Describe the role of two forms of RNA editing that lead to changes in the size and sequence of pre-mRNAs. Briefly describe several examples of each form of editing, including their impact on respective protein products.

RNA editing refers to the process by which specific nucleotides within RNA molecules are altered after transcription but before translation. This process can change the size or sequence of a pre-mRNA molecule, affecting its coding capacity and ultimately the protein product synthesized. There are two main forms of RNA editing: insertion/deletion and substitution.

Insertion/deletion RNA editing involves the addition or removal of nucleotides within the pre-mRNA molecule, resulting in changes to the overall size and sequence of the transcript. This can lead to altered reading frames, creating new functional protein isoforms or preventing protein synthesis altogether. Example 1: Guide RNA-mediated editing in trypanosomes: In this process, guide RNAs (gRNAs) with complementary sequences to target mRNA molecules direct the insertion or deletion of uracil residues in the mRNA, changing the nucleotide sequence. These changes can affect the reading frame and generate different protein isoforms. Example 2: Editing of Apolipoprotein B (ApoB) mRNA in mammals: In ApoB mRNA editing, cytidine is deaminated to form uracil within the coding region. This creates a premature stop codon, leading to a truncated protein product, ApoB48, which performs different functions in lipid metabolism compared to the full-length ApoB100 protein.
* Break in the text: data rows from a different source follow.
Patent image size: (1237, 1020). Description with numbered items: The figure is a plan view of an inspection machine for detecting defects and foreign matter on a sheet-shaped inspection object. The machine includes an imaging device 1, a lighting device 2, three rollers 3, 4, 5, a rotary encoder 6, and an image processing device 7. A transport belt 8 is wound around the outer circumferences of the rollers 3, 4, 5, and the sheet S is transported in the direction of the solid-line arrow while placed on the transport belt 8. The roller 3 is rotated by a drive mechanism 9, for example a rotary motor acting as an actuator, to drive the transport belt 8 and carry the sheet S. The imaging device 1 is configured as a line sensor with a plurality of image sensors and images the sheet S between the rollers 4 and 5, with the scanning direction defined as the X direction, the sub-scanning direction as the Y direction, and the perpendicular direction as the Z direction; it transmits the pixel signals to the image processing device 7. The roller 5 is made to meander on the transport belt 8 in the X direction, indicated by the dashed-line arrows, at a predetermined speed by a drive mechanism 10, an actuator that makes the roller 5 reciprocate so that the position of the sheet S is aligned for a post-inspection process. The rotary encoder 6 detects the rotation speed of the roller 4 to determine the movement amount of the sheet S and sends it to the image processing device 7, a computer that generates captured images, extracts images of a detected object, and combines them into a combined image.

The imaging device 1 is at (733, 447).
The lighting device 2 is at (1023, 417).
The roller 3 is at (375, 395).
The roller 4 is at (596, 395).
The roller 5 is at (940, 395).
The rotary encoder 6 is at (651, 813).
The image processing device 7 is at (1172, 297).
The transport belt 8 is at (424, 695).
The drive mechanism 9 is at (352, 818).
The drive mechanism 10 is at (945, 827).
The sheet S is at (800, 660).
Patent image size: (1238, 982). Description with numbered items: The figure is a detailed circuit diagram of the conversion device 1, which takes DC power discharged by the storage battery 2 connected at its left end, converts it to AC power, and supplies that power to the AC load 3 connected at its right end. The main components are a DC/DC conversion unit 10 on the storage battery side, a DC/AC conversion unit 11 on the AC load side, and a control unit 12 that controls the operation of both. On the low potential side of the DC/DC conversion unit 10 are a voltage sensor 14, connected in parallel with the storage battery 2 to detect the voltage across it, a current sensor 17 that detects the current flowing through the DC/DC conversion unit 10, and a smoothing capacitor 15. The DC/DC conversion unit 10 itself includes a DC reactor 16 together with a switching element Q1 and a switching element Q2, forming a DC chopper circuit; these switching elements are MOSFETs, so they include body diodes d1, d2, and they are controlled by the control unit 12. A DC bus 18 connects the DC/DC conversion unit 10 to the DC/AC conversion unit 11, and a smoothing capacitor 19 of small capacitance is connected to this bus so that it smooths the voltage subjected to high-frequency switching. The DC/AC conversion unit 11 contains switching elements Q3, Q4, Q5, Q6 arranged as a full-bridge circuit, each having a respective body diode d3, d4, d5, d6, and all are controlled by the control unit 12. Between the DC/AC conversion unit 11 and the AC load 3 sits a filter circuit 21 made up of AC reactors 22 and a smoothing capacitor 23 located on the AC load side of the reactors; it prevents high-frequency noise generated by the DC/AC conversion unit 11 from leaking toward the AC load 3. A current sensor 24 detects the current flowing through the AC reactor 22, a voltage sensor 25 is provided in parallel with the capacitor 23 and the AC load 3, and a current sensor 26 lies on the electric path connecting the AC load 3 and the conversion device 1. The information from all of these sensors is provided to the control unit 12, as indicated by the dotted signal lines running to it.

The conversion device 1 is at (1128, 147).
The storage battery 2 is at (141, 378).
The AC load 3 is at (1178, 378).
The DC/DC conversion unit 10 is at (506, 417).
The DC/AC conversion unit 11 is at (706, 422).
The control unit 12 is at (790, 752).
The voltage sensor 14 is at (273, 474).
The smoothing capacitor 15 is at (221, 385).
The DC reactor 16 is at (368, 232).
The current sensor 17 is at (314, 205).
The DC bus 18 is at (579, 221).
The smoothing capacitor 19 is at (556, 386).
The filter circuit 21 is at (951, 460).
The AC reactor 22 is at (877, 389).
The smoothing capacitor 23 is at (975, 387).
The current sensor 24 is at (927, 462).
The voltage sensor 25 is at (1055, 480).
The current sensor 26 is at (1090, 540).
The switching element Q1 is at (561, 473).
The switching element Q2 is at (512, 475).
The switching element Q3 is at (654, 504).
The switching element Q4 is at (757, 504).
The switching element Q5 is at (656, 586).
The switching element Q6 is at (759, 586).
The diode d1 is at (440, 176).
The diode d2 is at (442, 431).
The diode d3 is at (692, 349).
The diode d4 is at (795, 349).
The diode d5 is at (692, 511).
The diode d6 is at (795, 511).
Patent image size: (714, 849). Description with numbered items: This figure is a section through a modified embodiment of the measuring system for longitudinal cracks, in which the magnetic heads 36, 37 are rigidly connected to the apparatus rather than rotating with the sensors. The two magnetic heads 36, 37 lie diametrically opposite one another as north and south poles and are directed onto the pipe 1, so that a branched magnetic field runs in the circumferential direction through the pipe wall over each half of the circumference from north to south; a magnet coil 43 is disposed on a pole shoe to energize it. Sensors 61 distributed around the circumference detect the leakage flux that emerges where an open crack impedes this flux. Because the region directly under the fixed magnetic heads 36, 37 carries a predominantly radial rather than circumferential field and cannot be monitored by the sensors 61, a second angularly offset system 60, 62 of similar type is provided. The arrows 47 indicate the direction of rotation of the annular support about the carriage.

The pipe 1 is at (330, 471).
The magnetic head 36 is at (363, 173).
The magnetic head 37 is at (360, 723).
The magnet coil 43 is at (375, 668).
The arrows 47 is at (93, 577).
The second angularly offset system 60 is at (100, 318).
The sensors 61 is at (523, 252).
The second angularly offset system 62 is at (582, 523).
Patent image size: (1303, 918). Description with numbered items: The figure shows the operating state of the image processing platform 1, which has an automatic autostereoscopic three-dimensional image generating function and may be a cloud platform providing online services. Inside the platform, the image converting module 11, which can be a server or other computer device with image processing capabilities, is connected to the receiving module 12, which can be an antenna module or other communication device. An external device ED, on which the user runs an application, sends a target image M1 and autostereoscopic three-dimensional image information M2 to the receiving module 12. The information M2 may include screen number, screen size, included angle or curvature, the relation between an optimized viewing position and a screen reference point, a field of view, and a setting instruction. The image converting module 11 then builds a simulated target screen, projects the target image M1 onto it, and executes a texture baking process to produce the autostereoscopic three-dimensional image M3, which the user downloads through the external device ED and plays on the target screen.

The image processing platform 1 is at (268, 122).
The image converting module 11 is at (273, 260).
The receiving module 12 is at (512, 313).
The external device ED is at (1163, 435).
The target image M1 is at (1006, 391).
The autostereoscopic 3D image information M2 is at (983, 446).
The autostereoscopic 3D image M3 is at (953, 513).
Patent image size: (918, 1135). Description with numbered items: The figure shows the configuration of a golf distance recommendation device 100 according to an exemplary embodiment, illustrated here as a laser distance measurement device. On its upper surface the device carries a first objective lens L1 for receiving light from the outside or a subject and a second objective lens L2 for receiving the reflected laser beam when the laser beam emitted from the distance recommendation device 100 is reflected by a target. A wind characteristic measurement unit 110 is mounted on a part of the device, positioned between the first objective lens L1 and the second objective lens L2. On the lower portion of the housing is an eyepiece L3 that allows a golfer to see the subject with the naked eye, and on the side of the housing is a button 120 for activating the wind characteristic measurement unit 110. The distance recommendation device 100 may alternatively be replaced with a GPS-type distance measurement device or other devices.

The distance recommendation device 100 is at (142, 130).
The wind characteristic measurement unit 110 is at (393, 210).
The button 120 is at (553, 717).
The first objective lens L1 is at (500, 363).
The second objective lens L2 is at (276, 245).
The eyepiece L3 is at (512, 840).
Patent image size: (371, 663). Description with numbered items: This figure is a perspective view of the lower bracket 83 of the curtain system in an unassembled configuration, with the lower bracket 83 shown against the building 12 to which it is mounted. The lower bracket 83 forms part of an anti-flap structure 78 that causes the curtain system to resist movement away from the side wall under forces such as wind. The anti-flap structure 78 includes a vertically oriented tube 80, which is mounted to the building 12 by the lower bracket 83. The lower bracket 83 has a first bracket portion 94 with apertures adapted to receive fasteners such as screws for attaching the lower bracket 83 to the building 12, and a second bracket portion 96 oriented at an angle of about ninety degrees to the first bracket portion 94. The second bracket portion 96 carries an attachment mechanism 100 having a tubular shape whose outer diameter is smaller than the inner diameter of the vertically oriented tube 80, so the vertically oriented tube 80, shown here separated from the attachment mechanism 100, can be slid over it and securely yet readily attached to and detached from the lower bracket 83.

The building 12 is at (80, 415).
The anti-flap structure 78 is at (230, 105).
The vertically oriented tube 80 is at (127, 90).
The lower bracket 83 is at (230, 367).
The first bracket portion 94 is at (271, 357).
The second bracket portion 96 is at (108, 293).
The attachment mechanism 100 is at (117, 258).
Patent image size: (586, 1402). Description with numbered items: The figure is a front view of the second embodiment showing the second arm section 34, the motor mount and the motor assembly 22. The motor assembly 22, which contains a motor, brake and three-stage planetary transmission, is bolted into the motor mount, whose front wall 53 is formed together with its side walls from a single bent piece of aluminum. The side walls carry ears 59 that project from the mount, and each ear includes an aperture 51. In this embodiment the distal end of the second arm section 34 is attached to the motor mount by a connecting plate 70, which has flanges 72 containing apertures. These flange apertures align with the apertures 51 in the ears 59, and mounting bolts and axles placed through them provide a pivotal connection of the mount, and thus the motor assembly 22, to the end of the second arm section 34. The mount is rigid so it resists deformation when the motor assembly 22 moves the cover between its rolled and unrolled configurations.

Substitution RNA editing involves the modification of specific nucleotide bases within the pre-mRNA molecule, altering its sequence without affecting its overall size. This can change individual amino acids within the resulting protein or introduce new stop codons, influencing protein function. Example 1: Adenosine-to-Inosine (A-to-I) editing: In this process, adenosine residues are deaminated to yield inosine within the pre-mRNA sequence. Since inosine behaves like guanosine during translation, this editing leads to the substitution of amino acids in the protein product. The GluR2 gene is an example where an Adenosine-to-Inosine editing transforms a glutamine codon into an arginine codon, affecting calcium permeability properties of the resulting AMPA receptor. Example 2: Cytidine-to-Uridine (C-to-U) editing in plant organelles: In this form of editing, cytidine residues are deaminated to generate uracil, resulting in altered codons and changes in the amino acid sequence of the protein product. In plant mitochondria and chloroplasts, this type of RNA editing frequently occurs to correct conserved start and stop codons, ensuring proper protein synthesis. In conclusion, RNA editing through insertion/deletion or substitution results in changes to the size and sequence of pre-mRNAs, influencing the function of protein products. By understanding these two forms of editing and their examples, one can appreciate the diverse mechanisms employed by cells to regulate gene expression and protein function.